Unfinished Flare Project
I started this draft April 16th, 2019. Never got back to it.
I had been playing with the idea of documenting the flaring that’s going on in the Permian Basin. When production was hight there was so much natural gas that it actually had a negative price for a while, meaning that producers had to pay people to come get it. There’s no pipeline capacity for the stuff. No storage. No reason to hold onto it so they flare it on site.
I wanted to document this. But I started working for TAPPS more and more and I felt guilty about leaving my wife to take care of our daughter by herself with another child on the way.
So I let it go.
I made these while on a visit to my Dad in Midland last April. Just took the car out and drove around looking for flares. I could see plenty, the trick was getting close enough in the dark to be able to get a photograph safely. These were all taken outside of Stanton, Texas.

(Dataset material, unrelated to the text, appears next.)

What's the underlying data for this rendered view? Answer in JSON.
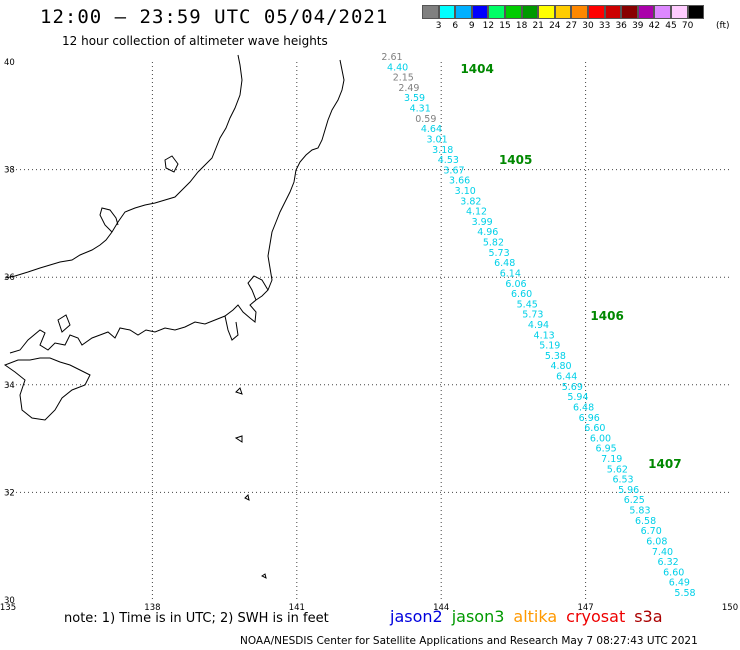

Below, A center-pivot irrigation system with flares in the background in Martin County, TX. The orange glow comes from four different flares on the horizon. The red lights near the horizon in the lower right are the tops of windmills in the distance. I liked this location because of the contrast of different ways of working the land out here. Oil production (when utilizing fracking, which is common during this boom) consumes a lot of water. I thought it was interesting to see irrigation for crops right next to producing wells.
These images were made with a 14mm lens for the wide shots and a combination of a canon 70-200 2.8 and an old (borrowed) Nikon 300mm f/4.